From a high level, a capitalization table serves as an extension of the term sheet by tracking the impact on the ownership structure of a venture-backed startup.
To begin, a VC cap table tracks the equity ownership of a company in terms of the number and type of shares (as well as series) along with any special terms such as liquidation preferences or protection clauses.
The VC cap table for a start-up can start off quite simple at first, initially including just the founders and/or the first handful of employees. But as the company’s employee base grows and more outside investors join in, it can quickly become more complicated.
For this reason, a cap table must be used and kept up-to-date to calculate the dilutive impact from each funding round, employee stock options, and issuances of new securities.
While cap table software programs are available, most cap tables are still tracked in an Excel spreadsheet similar to the one shown above.
How to Calculate the Cap Table
The capitalization table is updated after each investment round, as designated by the term sheet.
A few of the key items that change on the cap table after a new funding round include:
- Valuation and price per share
- New investors and/or classes of securities (e.g. Series B Preferred)
- Employee option grants and warrants (either allocated or unallocated)
- Debt that has converted to equity
VC cap tables can also be updated as investors exit the company and/or employees leave the company, however, most changes on the cap table are dilutive, meaning the equity ownership percentage of each entity will decrease as more investors join the company.
As long as the company’s valuation is increasing (known as an “up round”), dilution is acceptable, as shown in the following example:
- The founder owns 100% of a company worth $5M
- The next round values the company at $20M, but the new investors want to own 40%
- The founder’s stake of 60% is now worth $12M despite the dilution (i.e., from 100% down to 60%)

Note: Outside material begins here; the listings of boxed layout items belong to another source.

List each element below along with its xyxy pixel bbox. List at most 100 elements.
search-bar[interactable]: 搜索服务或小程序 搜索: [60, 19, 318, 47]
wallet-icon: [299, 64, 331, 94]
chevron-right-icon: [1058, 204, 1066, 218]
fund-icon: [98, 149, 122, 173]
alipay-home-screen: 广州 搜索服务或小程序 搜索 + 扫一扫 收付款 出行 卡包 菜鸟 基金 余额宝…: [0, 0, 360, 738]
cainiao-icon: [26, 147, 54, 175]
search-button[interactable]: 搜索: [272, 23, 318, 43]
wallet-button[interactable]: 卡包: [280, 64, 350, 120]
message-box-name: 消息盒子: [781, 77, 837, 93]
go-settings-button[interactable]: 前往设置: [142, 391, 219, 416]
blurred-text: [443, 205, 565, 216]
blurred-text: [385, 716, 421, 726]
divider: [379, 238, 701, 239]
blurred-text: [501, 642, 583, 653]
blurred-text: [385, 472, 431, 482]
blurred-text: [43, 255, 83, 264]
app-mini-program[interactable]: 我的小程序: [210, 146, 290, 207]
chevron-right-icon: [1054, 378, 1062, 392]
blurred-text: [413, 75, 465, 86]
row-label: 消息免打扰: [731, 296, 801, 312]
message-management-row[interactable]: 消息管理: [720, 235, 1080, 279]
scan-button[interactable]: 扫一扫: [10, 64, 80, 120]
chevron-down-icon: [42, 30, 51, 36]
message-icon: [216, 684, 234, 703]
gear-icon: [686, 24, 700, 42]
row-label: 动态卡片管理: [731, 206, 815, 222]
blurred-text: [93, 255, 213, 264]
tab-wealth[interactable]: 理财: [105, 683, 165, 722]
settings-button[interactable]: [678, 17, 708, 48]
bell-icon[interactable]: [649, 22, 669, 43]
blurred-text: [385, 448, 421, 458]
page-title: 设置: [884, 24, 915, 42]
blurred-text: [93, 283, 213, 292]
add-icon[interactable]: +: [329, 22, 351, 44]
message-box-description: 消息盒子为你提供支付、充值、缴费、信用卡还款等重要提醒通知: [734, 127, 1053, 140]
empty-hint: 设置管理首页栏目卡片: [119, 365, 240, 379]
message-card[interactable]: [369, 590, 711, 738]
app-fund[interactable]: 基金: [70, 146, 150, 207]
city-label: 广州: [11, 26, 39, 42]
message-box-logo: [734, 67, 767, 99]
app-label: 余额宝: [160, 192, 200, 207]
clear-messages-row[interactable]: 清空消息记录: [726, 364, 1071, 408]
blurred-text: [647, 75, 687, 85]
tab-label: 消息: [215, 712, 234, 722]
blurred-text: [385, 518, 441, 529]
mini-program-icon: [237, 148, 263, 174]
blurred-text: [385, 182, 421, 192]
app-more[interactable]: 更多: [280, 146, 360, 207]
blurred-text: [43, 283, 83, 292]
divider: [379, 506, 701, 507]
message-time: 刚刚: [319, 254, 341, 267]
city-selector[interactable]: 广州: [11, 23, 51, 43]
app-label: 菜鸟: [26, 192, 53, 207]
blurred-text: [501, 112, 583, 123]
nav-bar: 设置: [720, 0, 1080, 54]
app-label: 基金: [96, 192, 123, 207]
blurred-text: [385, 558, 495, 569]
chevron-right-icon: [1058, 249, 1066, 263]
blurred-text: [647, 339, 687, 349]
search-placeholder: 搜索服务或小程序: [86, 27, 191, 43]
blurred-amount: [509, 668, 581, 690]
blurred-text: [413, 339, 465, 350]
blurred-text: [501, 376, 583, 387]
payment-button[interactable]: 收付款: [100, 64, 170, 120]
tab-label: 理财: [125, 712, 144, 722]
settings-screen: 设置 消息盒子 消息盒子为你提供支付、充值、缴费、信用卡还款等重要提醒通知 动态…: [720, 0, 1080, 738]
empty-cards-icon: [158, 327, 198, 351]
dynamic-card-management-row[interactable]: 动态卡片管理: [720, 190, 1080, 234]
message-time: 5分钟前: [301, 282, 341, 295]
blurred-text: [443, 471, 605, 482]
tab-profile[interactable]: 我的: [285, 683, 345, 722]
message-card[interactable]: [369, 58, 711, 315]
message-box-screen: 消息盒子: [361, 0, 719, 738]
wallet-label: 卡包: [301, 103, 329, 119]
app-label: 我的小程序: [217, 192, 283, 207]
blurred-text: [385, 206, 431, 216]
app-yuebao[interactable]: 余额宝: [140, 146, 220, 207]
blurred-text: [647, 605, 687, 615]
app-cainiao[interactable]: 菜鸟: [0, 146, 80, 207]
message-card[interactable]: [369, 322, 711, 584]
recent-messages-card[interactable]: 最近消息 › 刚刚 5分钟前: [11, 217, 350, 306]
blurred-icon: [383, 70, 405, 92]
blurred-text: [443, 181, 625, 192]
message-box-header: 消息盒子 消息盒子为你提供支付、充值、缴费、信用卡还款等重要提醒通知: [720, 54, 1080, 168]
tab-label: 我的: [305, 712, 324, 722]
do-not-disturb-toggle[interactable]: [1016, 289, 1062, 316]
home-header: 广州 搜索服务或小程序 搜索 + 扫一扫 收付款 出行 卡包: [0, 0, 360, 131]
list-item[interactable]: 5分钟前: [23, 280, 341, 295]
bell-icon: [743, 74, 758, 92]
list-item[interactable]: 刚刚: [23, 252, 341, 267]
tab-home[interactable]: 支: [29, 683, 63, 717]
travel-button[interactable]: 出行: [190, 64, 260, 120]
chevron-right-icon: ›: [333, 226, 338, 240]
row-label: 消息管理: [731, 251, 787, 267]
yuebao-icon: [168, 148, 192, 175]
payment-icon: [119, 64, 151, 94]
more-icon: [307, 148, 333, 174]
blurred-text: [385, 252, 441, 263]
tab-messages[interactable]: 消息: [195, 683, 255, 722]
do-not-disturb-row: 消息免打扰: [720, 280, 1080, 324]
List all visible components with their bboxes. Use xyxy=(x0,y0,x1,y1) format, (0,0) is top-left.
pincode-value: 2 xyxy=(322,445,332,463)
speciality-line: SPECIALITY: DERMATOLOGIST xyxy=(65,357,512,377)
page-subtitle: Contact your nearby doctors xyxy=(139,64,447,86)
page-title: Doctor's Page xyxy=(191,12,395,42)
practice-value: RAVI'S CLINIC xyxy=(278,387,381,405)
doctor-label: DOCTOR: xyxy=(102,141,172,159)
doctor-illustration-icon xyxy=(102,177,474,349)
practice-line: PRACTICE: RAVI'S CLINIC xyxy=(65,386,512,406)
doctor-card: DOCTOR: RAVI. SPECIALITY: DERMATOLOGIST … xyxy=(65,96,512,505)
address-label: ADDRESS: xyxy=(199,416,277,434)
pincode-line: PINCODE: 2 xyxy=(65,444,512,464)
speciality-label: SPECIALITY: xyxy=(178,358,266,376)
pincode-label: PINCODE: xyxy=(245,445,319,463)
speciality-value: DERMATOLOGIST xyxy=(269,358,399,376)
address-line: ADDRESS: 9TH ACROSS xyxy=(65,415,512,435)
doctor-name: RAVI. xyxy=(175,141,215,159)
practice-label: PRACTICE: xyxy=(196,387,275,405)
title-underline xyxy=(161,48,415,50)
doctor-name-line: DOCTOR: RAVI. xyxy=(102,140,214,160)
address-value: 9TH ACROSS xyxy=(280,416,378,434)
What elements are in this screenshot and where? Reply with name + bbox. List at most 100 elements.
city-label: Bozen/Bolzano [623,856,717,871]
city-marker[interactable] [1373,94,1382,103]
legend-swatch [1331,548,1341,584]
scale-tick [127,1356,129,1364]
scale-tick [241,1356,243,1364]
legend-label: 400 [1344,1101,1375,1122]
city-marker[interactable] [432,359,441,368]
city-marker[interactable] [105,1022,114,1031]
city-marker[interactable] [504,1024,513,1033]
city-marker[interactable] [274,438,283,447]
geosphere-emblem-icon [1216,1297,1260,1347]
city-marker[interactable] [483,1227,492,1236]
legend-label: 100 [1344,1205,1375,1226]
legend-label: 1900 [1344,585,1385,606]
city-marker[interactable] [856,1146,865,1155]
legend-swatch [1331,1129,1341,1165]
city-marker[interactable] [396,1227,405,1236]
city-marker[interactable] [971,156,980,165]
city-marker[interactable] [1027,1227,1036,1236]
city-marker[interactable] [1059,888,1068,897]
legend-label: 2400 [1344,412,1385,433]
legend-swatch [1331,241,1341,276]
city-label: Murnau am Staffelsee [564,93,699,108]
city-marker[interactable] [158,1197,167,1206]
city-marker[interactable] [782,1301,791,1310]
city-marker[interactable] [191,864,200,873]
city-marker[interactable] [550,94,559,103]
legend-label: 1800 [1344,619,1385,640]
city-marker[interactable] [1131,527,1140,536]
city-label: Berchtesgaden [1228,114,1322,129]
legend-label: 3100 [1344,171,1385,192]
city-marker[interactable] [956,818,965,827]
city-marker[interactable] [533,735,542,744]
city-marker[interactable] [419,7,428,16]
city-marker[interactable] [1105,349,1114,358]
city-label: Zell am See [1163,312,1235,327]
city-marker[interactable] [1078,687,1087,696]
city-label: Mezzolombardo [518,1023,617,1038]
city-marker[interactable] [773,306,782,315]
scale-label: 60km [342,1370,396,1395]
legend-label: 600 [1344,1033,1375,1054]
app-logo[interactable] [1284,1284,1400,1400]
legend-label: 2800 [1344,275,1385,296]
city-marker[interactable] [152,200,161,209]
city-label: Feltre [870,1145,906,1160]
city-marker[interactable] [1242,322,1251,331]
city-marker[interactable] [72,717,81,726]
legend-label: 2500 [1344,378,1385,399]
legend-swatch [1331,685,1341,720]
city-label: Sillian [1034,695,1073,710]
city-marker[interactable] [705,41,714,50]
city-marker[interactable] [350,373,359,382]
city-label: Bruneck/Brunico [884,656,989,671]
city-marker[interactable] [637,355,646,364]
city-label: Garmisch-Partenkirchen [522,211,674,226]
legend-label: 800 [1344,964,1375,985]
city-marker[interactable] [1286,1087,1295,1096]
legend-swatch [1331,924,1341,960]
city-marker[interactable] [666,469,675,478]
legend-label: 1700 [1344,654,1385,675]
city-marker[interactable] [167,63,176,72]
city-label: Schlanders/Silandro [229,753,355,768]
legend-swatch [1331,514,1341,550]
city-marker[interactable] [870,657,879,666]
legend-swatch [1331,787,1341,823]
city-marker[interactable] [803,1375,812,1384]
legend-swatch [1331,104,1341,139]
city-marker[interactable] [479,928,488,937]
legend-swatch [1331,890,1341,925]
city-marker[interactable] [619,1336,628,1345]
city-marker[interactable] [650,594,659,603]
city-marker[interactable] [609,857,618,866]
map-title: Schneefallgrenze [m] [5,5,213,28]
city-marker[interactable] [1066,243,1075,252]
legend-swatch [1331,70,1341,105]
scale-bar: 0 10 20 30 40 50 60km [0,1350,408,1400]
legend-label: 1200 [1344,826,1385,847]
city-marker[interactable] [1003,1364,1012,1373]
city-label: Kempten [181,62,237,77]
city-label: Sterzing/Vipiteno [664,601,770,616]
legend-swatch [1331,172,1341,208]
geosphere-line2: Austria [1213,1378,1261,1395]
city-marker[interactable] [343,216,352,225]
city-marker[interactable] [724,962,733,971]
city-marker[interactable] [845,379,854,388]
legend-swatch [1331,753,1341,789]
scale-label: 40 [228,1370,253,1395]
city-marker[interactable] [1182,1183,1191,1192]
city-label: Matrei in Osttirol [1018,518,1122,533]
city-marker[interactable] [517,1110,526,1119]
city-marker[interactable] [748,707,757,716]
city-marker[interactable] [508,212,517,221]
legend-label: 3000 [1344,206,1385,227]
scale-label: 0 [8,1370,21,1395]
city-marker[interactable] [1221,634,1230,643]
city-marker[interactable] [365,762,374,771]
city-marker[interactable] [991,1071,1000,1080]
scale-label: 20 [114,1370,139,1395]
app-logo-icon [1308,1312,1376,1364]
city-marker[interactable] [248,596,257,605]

As a general convention, VC cap tables group similar parties together.
For example, a cap table can show the company’s founders and key employees first, followed by venture investors, and then angel or minority investors such as family and friends. A cap table may also rank all stakeholders by ownership percentage, generally from largest to smallest.
On a standard cap table, the individual or firm name is listed in one column, followed by their shares in the second column, and then their ownership percentage will be recorded in the last column. The date of investment can also be included.
A typical cap table shows all shares on a fully diluted basis, which means all shares are accounted for, even if they have not been granted or earned yet.
Case in point is a new employee that shows 5% ownership in options that have been granted on her hire date, even though she will not receive the options until they vest, at 25% per year. Should the employee leave the company, her unvested options are forfeited and do not go with her.
There can also be unallocated options on a cap table, which will be allocated as key employees are hired in the future.